Type 1 diabetes is also called insulin-dependent diabetes. It is a condition where insulin production is absent because the immune system of the body attacks the beta cells of the pancreas that produce insulin.
No one has yet established the reason why this happens. Type 1 diabetes may possibly be triggered by environmental factors and genetic predispositions.
Some experts assume that there are abnormal reactions happening in those cells, which are caused by some bacteria or viruses such as the Epstein-Barr virus and retroviruses. Diet is also considered another factor.
Some studies find an increased risk of Type 1 diabetes in infants due to exposure to cow’s milk, high nitrate concentration in potable water, and low exposure to vitamin D.
In very rare cases, diabetes results from diseases that attack the pancreas.
Type 1 diabetes usually develops in childhood or adolescence; hence, it was formerly called juvenile-onset diabetes.
However, due to the emergence of this type of diabetes in other age groups, the terms using age of onset are no longer accurate.
Several medical risks are linked to Type 1 diabetes.
Aside from the serious risk of cardiovascular diseases and stroke, damage can occur in the blood vessels of the eyes (diabetic retinopathy), in the nerves (diabetic neuropathy), and in the kidneys (diabetic nephropathy).
It is common that individuals will blame diabetes symptoms on “overworking” or “getting older,” but these are misguided beliefs, of course.
Anyone can have diabetes. When we talk about diabetes, we need to prevent it.
Prevention is always better than cure. And hence, it is absolutely necessary to screen for the disease if one is at a great risk for it. Earlier detection can prevent serious diabetes complications.
For Type 1 diabetes, the symptoms develop very quickly and show in a matter of weeks.
The symptoms may initially be mistaken for flu or similar illnesses. Individuals with Type 1 diabetes exhibit the following symptoms:
1. Frequent urination – This may be all the more observable during night-time when the kidneys work extra hard to flush out the excess sugar in the blood. This is accompanied by flushing out more water. Urination therefore gets rid of excess sugar and water. Doing it frequently indicates a high blood sugar level.
2. Insatiable thirst – The more water you lose through urination or sweating, the more dehydrated the cells in your body become. Frequent urination will dehydrate the body faster and cause thirstiness in a person. Dehydration may lead to dry skin and parched mouths.
3. Unexplained weight loss – This may occur due to dehydration or when all of the sugar in the blood is flushed out in urine instead of being used for energy by the cells of the body.

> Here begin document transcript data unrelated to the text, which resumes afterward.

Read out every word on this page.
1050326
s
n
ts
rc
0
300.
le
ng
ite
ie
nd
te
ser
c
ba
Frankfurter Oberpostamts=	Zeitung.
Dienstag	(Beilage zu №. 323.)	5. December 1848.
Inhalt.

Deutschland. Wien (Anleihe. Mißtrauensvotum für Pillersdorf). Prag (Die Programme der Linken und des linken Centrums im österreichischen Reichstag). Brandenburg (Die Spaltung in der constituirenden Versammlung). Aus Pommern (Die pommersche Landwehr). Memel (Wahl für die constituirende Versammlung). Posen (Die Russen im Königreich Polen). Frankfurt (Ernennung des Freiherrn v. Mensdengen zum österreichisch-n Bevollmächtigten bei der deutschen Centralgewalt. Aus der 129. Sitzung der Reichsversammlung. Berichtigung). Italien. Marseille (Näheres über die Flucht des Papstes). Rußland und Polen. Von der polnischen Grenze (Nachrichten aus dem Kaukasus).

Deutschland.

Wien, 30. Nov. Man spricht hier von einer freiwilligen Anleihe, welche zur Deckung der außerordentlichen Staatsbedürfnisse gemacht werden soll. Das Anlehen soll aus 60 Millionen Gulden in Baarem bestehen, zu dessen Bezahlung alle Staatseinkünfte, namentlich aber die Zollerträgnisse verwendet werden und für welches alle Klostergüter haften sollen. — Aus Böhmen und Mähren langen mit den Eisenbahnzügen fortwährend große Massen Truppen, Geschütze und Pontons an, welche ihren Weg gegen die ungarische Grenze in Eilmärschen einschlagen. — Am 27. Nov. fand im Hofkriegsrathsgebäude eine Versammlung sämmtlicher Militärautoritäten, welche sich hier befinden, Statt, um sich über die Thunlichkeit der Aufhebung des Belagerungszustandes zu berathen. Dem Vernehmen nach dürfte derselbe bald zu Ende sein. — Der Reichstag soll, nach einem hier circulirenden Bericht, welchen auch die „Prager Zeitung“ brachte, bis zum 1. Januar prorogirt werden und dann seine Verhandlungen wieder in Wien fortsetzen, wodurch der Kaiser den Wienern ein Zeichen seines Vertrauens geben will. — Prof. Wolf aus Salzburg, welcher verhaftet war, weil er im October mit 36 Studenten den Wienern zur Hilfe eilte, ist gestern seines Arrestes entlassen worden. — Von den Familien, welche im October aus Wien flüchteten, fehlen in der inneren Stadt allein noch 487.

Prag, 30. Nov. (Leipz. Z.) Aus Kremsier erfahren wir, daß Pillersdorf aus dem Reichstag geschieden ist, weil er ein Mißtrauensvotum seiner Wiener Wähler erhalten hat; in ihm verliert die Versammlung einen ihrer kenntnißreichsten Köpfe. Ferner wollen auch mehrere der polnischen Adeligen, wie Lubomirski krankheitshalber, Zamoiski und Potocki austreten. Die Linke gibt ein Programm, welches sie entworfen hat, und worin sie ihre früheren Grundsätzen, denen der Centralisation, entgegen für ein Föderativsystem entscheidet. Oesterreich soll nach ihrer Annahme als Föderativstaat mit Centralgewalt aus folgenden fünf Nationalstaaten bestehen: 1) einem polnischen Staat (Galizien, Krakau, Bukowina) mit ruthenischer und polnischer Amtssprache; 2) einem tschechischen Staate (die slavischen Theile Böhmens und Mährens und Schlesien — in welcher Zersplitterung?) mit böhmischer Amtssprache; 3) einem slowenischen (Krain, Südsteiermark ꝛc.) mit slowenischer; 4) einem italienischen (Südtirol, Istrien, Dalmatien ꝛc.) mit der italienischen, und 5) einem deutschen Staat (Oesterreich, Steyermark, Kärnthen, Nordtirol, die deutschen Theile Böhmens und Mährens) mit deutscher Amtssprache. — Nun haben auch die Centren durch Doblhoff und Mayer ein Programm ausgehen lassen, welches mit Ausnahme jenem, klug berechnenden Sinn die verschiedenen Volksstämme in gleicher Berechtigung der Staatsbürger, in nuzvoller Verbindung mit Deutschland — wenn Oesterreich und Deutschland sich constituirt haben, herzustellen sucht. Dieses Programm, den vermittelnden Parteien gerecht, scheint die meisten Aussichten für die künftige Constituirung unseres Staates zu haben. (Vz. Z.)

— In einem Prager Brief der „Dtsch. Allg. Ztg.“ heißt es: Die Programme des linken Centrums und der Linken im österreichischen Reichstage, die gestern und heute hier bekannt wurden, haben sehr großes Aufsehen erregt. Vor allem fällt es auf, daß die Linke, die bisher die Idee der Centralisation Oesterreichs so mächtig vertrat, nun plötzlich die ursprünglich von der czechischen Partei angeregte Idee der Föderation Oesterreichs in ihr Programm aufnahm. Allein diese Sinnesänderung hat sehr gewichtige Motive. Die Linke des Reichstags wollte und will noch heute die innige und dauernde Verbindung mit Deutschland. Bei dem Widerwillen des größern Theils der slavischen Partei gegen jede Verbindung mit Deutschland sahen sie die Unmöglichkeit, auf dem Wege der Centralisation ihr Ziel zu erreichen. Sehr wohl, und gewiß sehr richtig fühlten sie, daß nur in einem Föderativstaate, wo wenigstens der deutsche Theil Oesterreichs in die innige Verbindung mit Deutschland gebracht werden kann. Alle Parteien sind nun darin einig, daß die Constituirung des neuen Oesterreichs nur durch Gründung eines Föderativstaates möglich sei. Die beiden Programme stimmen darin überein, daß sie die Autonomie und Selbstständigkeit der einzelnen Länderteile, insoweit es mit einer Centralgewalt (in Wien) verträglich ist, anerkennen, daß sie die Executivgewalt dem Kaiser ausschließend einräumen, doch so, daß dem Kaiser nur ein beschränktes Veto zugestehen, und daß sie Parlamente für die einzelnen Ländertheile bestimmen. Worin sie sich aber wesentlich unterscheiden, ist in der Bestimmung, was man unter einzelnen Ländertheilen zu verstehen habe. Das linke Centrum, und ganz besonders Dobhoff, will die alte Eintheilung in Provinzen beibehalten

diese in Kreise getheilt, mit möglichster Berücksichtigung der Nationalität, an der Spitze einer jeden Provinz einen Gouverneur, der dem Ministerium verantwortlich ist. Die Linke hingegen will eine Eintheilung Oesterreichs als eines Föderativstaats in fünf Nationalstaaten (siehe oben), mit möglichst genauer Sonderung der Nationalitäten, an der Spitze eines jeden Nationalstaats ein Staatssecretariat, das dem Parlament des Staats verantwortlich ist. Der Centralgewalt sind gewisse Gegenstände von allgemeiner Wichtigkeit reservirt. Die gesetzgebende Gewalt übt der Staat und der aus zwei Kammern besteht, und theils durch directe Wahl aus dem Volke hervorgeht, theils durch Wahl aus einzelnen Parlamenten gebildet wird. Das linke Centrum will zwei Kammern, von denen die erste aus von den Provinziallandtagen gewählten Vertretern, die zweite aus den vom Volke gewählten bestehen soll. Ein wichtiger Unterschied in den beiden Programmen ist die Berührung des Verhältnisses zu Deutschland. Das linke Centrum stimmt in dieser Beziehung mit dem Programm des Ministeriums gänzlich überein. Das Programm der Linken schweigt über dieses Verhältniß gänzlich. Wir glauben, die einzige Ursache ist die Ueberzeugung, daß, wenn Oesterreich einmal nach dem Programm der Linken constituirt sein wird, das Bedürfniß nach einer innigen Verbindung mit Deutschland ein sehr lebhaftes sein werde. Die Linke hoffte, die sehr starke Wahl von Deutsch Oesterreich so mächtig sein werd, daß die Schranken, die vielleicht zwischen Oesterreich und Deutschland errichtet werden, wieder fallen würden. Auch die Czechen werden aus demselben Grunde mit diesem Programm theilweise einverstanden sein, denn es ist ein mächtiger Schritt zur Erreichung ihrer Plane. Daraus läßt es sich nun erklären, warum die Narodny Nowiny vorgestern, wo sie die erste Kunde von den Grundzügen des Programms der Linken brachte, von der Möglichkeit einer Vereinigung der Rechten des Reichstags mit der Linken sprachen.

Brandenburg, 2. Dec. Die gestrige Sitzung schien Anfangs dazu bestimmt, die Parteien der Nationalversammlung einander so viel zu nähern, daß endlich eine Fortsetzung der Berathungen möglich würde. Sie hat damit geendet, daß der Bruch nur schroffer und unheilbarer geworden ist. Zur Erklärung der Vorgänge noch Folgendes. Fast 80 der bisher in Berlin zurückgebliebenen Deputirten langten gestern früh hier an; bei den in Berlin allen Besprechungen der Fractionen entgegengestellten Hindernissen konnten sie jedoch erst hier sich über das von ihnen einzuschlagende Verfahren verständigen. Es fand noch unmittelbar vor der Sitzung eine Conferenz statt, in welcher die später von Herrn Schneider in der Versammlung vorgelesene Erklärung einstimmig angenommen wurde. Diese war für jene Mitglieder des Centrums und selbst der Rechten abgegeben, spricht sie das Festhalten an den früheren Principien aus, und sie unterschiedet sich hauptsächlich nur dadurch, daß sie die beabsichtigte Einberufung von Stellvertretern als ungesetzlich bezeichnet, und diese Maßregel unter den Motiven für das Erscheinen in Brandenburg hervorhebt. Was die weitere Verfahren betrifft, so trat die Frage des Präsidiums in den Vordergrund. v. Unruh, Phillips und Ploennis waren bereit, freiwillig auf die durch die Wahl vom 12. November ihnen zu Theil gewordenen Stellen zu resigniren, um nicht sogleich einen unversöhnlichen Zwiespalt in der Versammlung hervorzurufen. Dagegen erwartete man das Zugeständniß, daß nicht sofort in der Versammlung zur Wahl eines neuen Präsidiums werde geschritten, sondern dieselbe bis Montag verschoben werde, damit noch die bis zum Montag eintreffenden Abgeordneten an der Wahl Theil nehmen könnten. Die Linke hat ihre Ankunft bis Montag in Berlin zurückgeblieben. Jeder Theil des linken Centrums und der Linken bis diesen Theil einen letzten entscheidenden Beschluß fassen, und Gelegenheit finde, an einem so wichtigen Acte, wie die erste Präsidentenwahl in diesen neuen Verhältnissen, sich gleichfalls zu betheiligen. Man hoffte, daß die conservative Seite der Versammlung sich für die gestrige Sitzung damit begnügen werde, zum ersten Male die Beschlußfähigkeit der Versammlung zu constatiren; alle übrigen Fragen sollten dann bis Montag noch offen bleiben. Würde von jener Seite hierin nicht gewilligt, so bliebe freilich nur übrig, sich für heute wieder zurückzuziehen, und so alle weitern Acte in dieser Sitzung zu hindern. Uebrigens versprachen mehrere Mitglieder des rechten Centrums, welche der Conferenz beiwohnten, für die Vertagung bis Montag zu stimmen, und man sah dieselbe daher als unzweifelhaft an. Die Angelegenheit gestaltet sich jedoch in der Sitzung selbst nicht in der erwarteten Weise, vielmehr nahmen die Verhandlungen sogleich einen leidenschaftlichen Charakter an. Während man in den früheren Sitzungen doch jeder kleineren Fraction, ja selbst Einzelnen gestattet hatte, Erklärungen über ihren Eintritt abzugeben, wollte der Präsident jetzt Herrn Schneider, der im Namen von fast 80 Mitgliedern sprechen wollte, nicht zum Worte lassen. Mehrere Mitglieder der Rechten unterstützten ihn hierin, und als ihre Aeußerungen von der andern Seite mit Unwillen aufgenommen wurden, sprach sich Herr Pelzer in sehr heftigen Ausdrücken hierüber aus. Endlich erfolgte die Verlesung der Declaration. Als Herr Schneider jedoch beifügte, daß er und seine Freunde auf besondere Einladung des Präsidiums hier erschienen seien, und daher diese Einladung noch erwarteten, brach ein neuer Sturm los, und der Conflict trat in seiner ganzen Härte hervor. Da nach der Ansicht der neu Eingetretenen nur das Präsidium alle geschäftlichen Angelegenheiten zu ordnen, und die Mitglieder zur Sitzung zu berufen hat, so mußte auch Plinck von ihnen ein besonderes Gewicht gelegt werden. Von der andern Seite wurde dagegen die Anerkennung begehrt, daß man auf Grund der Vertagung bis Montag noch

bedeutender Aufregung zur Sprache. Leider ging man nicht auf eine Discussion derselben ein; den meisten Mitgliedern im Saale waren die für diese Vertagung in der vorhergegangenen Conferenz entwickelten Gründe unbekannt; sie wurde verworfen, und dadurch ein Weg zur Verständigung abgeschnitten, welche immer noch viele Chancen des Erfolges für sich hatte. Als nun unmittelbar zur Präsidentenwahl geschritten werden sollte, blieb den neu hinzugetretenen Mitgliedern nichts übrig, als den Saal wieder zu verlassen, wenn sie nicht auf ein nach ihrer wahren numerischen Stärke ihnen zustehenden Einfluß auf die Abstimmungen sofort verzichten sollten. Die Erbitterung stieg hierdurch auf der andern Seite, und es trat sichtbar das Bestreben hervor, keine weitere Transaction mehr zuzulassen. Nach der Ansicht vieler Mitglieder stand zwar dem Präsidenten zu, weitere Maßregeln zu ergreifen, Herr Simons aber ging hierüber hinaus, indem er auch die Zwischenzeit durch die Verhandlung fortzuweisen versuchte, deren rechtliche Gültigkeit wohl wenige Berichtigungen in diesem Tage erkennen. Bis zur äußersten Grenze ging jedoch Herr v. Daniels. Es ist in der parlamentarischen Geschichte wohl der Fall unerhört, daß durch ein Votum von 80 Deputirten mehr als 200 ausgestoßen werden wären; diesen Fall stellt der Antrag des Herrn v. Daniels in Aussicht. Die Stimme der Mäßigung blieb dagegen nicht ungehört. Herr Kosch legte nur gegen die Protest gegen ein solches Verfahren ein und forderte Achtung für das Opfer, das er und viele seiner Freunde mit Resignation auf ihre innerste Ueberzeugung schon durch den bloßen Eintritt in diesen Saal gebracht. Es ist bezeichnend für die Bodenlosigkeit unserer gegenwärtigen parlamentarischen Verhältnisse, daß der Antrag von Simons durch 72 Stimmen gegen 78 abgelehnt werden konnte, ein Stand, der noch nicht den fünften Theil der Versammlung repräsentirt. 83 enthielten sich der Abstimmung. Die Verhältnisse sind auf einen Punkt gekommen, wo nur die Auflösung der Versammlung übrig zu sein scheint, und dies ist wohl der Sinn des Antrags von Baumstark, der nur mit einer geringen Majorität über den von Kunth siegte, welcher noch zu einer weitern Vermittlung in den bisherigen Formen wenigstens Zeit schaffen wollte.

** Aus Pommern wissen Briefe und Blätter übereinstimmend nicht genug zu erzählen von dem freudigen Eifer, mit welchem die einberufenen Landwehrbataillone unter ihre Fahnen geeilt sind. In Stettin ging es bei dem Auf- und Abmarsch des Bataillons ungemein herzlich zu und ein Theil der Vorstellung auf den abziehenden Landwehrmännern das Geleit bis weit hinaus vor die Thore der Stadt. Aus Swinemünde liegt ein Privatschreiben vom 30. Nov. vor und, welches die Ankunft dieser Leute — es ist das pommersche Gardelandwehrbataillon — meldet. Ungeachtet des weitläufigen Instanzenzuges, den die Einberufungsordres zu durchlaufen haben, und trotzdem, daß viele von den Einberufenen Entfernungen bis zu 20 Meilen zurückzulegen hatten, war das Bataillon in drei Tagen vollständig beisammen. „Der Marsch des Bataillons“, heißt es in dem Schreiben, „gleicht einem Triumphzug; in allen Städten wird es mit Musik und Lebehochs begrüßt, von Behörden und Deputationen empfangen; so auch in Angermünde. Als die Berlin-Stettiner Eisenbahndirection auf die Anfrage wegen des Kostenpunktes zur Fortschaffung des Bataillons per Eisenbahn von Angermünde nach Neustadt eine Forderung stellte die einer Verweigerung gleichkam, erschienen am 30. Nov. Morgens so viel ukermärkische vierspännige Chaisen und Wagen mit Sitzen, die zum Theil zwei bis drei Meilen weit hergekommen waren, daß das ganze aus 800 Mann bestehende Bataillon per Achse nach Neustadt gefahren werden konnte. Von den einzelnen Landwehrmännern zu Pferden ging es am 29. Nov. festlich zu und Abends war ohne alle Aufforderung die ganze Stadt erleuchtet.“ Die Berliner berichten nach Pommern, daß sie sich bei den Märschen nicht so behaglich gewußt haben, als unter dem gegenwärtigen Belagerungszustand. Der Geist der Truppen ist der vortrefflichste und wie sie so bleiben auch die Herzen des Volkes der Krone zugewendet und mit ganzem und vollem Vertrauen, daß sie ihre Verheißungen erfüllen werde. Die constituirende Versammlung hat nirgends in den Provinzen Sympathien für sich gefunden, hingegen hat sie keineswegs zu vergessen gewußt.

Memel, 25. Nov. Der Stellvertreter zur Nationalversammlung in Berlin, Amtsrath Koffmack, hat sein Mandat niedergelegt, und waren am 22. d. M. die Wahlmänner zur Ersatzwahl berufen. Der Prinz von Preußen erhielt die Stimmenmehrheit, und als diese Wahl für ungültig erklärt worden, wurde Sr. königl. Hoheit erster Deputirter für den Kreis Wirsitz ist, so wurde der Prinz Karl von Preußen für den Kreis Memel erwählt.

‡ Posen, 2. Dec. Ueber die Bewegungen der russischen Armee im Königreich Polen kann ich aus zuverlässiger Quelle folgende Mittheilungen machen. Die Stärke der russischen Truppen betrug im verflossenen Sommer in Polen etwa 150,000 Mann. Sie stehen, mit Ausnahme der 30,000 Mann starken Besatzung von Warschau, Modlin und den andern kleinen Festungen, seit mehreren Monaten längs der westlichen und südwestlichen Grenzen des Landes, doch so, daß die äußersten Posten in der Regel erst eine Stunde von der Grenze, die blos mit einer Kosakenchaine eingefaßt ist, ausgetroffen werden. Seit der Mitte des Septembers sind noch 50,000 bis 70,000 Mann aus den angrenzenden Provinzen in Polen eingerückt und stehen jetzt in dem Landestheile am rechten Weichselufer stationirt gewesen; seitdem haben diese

4. Increased hunger – which follows when the calories supposed to be used by the body for energy is flushed out in the urine instead.
5. Changes in the vision – Blurriness may occur as a result of sugar build-up in the lens of the eyes incurring a change in lens shape.
6. Lethargy – Feeling weak, tired and unenthusiastic about accomplishing things all the time follows when blood sugar, which provides the energy to be used by the body is not utilized, but rather expelled out of the system through urination.